Rupert Murdoch & WSJ

Former Fortune managing editor Eric Pooley caught with Rupert Murdoch while the negotiations with the Dow Jones board over editorial independence for the Wall Street Journal were being conducted

Its an interestig interview that reveals the mind of a sharp businessman inside Rupert Murdoch. The fact is that cChange was coming to the Journal whether Murdoch bought it or not. Like other newspapers, it has to change and adapt. And its relative inability to change and adapt until now certainly can't be blamed on Murdoch.When Murdoch talks about the future of newspapers, Ericn notes that it gives a sense of how contemporary he really is.

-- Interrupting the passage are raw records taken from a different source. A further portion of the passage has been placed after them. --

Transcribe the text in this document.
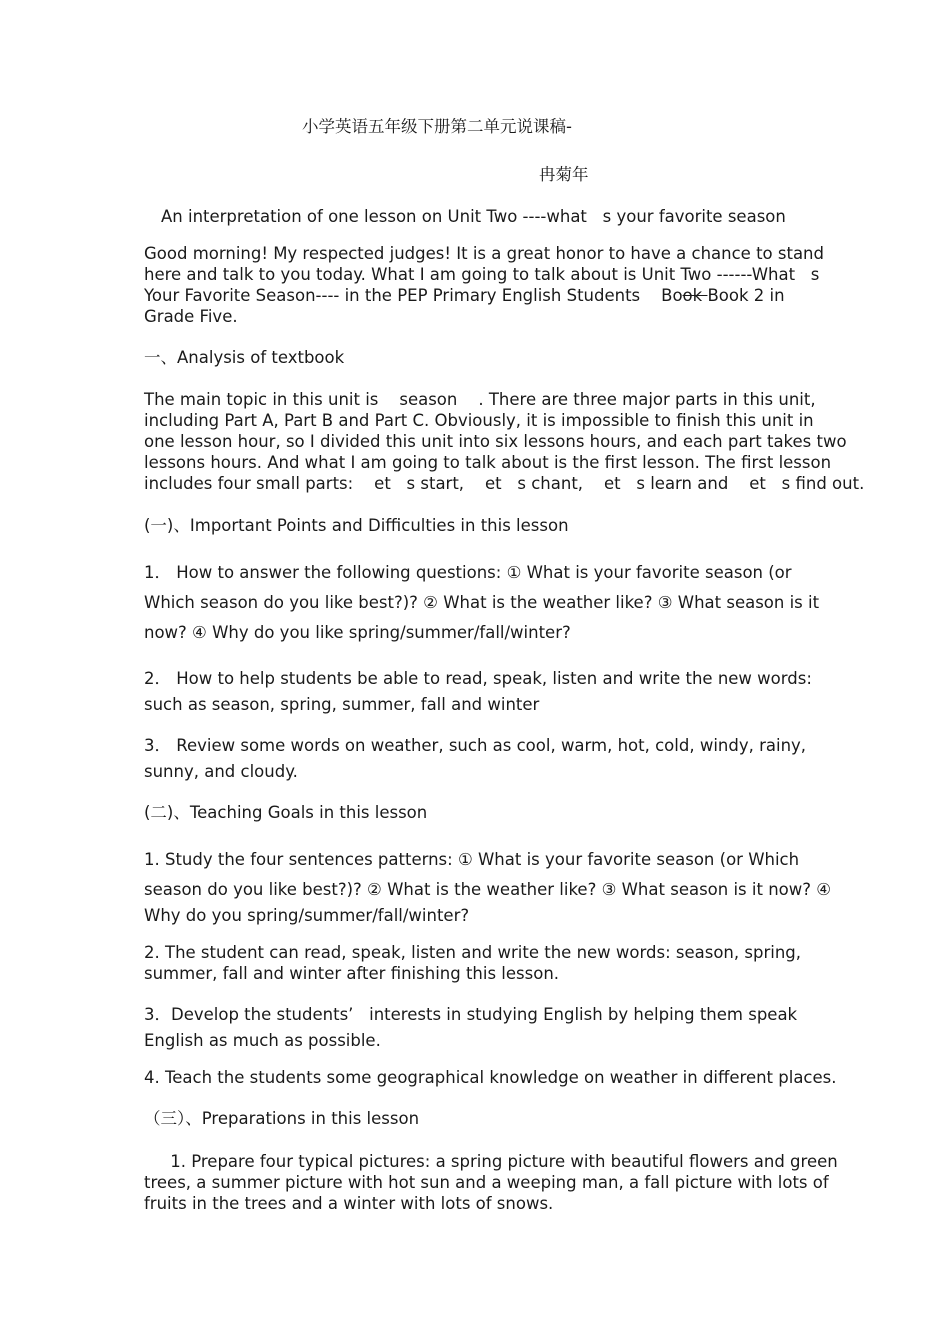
小学英语五年级下册第二单元说课稿-
冉菊年
An interpretation of one lesson on Unit Two ----what   s your favorite season
Good morning! My respected judges! It is a great honor to have a chance to stand
here and talk to you today. What I am going to talk about is Unit Two ------What   s
Your Favorite Season---- in the PEP Primary English Students    Book Book 2 in
Grade Five.
一、Analysis of textbook
The main topic in this unit is    season    . There are three major parts in this unit,
including Part A, Part B and Part C. Obviously, it is impossible to finish this unit in
one lesson hour, so I divided this unit into six lessons hours, and each part takes two
lessons hours. And what I am going to talk about is the first lesson. The first lesson
includes four small parts:    et   s start,    et   s chant,    et   s learn and    et   s find out.
(一)、Important Points and Difficulties in this lesson
1． How to answer the following questions: ① What is your favorite season (or
Which season do you like best?)? ② What is the weather like? ③ What season is it
now? ④ Why do you like spring/summer/fall/winter?
2． How to help students be able to read, speak, listen and write the new words:
such as season, spring, summer, fall and winter
3． Review some words on weather, such as cool, warm, hot, cold, windy, rainy,
sunny, and cloudy.
(二)、Teaching Goals in this lesson
1. Study the four sentences patterns: ① What is your favorite season (or Which
season do you like best?)? ② What is the weather like? ③ What season is it now? ④
Why do you spring/summer/fall/winter?
2. The student can read, speak, listen and write the new words: season, spring,
summer, fall and winter after finishing this lesson.
3．Develop the students’   interests in studying English by helping them speak
English as much as possible.
4. Teach the students some geographical knowledge on weather in different places.
（三）、Preparations in this lesson
1. Prepare four typical pictures: a spring picture with beautiful flowers and green
trees, a summer picture with hot sun and a weeping man, a fall picture with lots of
fruits in the trees and a winter with lots of snows.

Circulation and advertising revenues are ebbing away everywhere, he notes, proportional to broadband penetration.

Murdoch has a lot of interesting things to say :

The $5 billion price tag is easily absorbed by a company that earned $2.3 billion on sales of $25.3 billion last year and has little debt. But if the financials are simple, everything else about the deal is complicated. "The price of the Journal," says Murdoch, "is $60 plus vitriol."

Murdoch swears, that if he gets the newspaper, he has no plans to alter its journalism. "There'll be no change in the Journal's business coverage," he says flatly — but he does mean to expand its reach. He'd like the newspaper to be a national counterpoint to the New York Times in setting the country's agenda.

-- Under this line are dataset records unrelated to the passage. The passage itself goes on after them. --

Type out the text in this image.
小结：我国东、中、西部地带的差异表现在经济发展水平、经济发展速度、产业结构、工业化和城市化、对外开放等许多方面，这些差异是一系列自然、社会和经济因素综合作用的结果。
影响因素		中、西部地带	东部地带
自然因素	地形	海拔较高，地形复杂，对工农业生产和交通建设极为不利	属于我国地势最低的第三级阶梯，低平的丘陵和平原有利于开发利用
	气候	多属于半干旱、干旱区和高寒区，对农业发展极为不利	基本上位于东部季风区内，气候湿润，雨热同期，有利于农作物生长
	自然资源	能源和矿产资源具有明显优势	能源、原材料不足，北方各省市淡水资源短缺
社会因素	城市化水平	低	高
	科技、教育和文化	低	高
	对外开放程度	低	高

How does he respond to this bleak picture? By musing about investing even more in newspapers. "What if, at the Journal, we spent $100 million a year hiring all the best business journalists in the world? Say 200 of them. And spent some money on establishing the brand but went global — a great, great newspaper with big, iconic names, outstanding writers, reporters, experts. And then you make it free, online only. No printing plants, no paper, no trucks. How long would it take for the advertising to come? It would be successful, it would work and you'd make … a little bit of money.

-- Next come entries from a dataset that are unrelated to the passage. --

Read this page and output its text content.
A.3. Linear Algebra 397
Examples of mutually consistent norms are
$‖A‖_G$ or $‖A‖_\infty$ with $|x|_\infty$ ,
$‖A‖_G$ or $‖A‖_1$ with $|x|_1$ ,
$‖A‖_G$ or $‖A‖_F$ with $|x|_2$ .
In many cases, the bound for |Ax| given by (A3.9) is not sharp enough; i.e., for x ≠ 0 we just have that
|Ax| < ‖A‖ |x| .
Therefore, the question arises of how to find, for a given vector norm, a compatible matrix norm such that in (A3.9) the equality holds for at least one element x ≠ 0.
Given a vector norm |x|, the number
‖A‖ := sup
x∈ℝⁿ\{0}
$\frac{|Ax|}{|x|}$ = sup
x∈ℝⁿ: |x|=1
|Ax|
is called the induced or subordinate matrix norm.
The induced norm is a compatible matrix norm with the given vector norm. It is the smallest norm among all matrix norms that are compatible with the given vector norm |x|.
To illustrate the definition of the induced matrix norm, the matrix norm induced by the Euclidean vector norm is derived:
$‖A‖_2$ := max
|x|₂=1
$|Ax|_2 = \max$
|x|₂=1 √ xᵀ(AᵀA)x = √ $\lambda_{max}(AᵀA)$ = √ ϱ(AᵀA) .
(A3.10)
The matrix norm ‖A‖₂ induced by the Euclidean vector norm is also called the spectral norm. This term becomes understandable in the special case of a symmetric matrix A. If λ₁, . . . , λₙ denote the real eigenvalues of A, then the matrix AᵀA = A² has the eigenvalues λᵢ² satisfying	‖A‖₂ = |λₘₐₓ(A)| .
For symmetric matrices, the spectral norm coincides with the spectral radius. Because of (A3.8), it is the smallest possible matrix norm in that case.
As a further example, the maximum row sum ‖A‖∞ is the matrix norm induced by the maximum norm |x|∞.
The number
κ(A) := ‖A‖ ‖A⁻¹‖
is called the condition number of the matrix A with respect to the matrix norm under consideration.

He also notes that the Journal leadership has tried to maintain the print circulation by not giving everything away online, but the percentage of heavily discounted print subscriptions is rising rapidly, a sign of ill health. WSJ.com has more than 900,000 subscribers, making it the largest paid-subscription site on the Web, but less profitable, Murdoch suspects, than it might be with a hybrid model — with free users driving ad sales and premium users willing to pay for high-end content. "But it needs to be studied carefully," he says. Murdoch sensed the power of the Web not so much as a user but as a businessman who watched the bottom line. In late 2004, he says, he "began to feel the erosion of advertising in print and even the stalling-out of ads on television and decided to pay better attention to this. He confirms having discussed with Terry Semel for a stake in Yahoo but with Terry gone, he may have to start discussions all over again, but in the tradition of Newscorp style, an undeterred MySpace goes ahead to launch MySpace TV to take on the likes of YouTube.